Why should I travel with Siniolchu Tours & Travels and Treks?
There are many reasons. In a nutshell, we go out of our way to make sure your experience is a positive one, there will be no negative impact on the region we are visiting: after all, we live here. We give you more for your money than anyone else. And our safety record is unsurpassed. We also provide warm clothes, good walking shoes and other necessary trekking equipment for our Guide and Porters. They will get good accommodations along the way and food same as you are having on the way. All our trekking staffs are insured.

  What is Altitude Sickness (AMS)?
Altitude sickness, often known as Acute Mountain Sickness (AMS) is a particularly important medical consideration while trekking in Nepal. Altitude sickness means the effect of altitude on those who ascend too rapidly to elevations above 3000 meters. The initial symptoms of AMS are as follows:
Loss of appetite
Persistent headache
light headedness,
confusion Disorientation,
drunken gait Weakness,
heavy legs Slight swelling of hands and face
Breathlessness and Breathing irregularity
Reduced urine output

These symptoms are to be taken very seriously. In case of appearance of any of the above symptoms any further ascent should be reconsidered; otherwise more serious, even life-threatening problems can occur. The only cure for Altitude Sickness is to descend to lower elevations immediately.
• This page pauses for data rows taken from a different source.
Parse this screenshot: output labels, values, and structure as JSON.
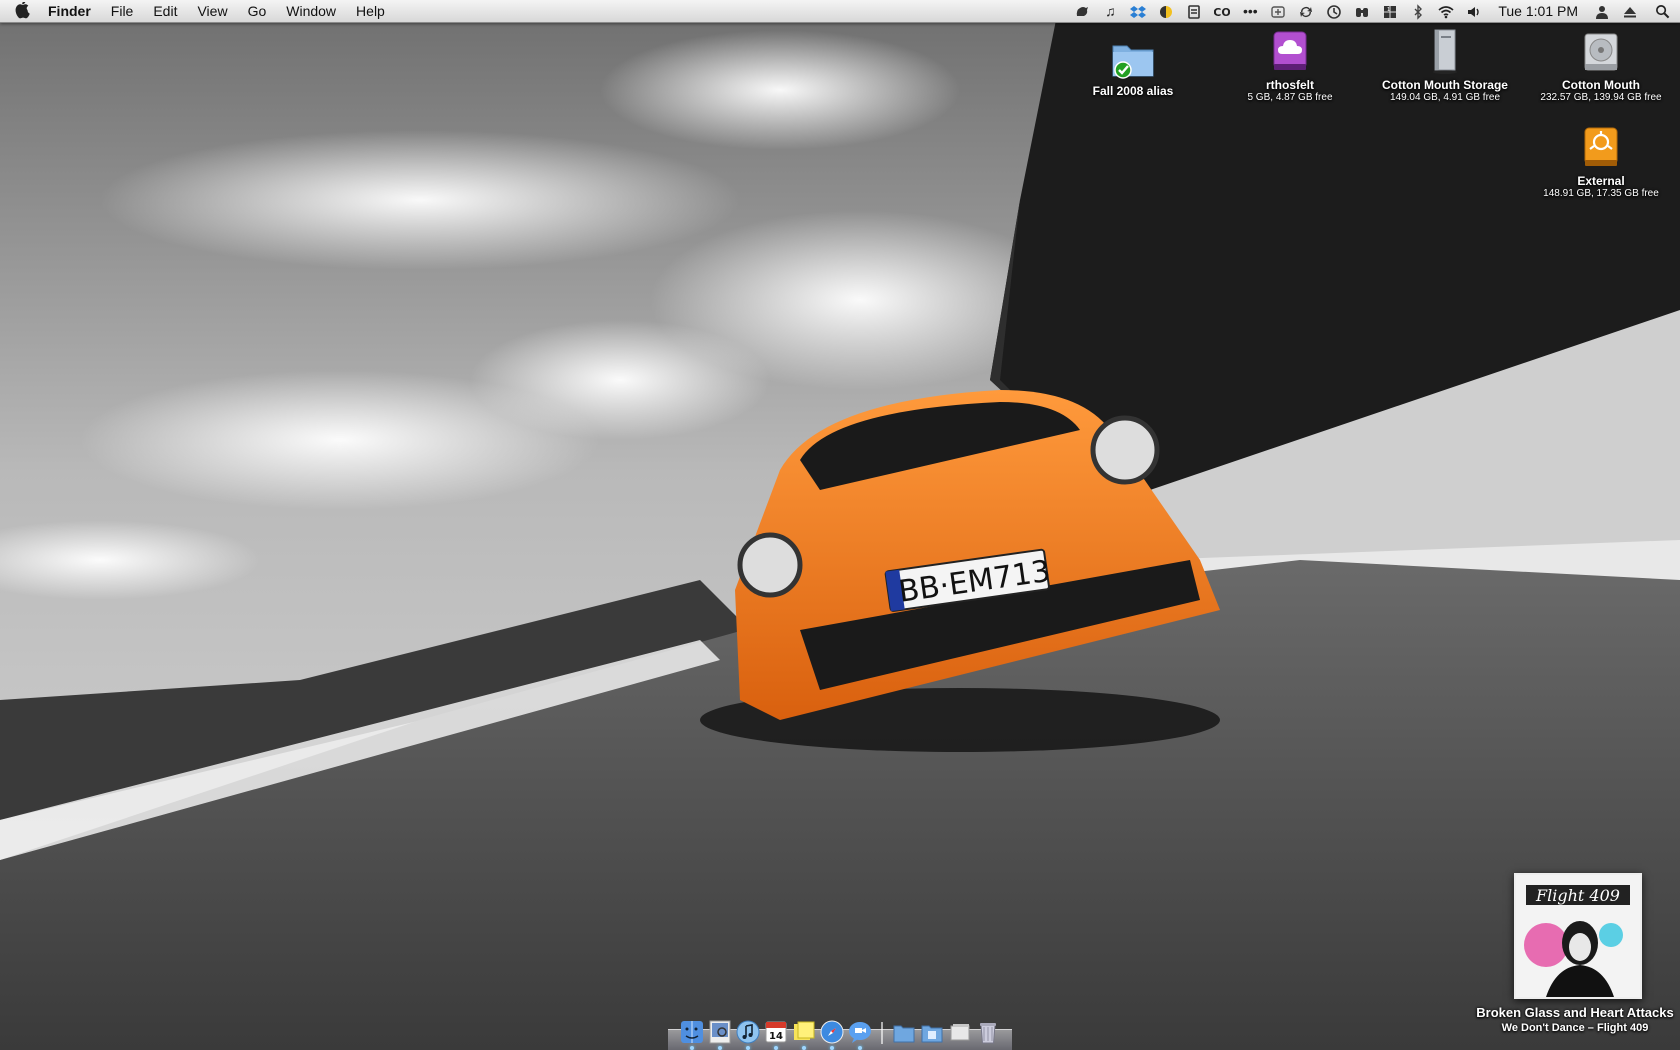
{
  "menubar": {
    "app": "Finder",
    "menus": [
      "File",
      "Edit",
      "View",
      "Go",
      "Window",
      "Help"
    ],
    "status_icons": [
      "growl-icon",
      "itunes-note-icon",
      "dropbox-icon",
      "coconut-battery-icon",
      "script-icon",
      "creative-suite-icon",
      "more-dots-icon",
      "expose-icon",
      "sync-icon",
      "time-machine-icon",
      "binoculars-icon",
      "spaces-icon",
      "bluetooth-icon",
      "wifi-icon",
      "volume-icon"
    ],
    "clock": "Tue 1:01 PM"
  },
  "desktop_icons": [
    {
      "name": "Fall 2008 alias",
      "info": "",
      "icon": "folder-alias-icon"
    },
    {
      "name": "rthosfelt",
      "info": "5 GB, 4.87 GB free",
      "icon": "idisk-icon"
    },
    {
      "name": "Cotton Mouth Storage",
      "info": "149.04 GB, 4.91 GB free",
      "icon": "server-drive-icon"
    },
    {
      "name": "Cotton Mouth",
      "info": "232.57 GB, 139.94 GB free",
      "icon": "hard-drive-icon"
    },
    {
      "name": "External",
      "info": "148.91 GB, 17.35 GB free",
      "icon": "firewire-drive-icon"
    }
  ],
  "now_playing": {
    "song": "Broken Glass and Heart Attacks",
    "artist_album": "We Don't Dance – Flight 409",
    "album_art_text": "Flight 409"
  },
  "wallpaper": {
    "plate": "BB·EM713",
    "car_color": "#f07a1c"
  },
  "dock": {
    "apps": [
      "finder-icon",
      "preview-icon",
      "itunes-icon",
      "ical-icon",
      "stickies-icon",
      "safari-icon",
      "ichat-icon"
    ],
    "calendar_day": "14",
    "others": [
      "applications-folder-icon",
      "documents-folder-icon",
      "downloads-stack-icon",
      "trash-icon"
    ]
  }
}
Acclimatization by ascending to no more than 300 to 500 meters per day above 3000 meters, and the proper amount of rest and re hydration are the best methods for prevention of AMS.


If you follow the simple advice of our trained guides, you won't have to worry about complications from mountain sickness. We design our tours to ensure clients are ready for high altitude, and arrange alternative itineraries for those at risk.


Happy and safe trekking in sikkimdarjeeling.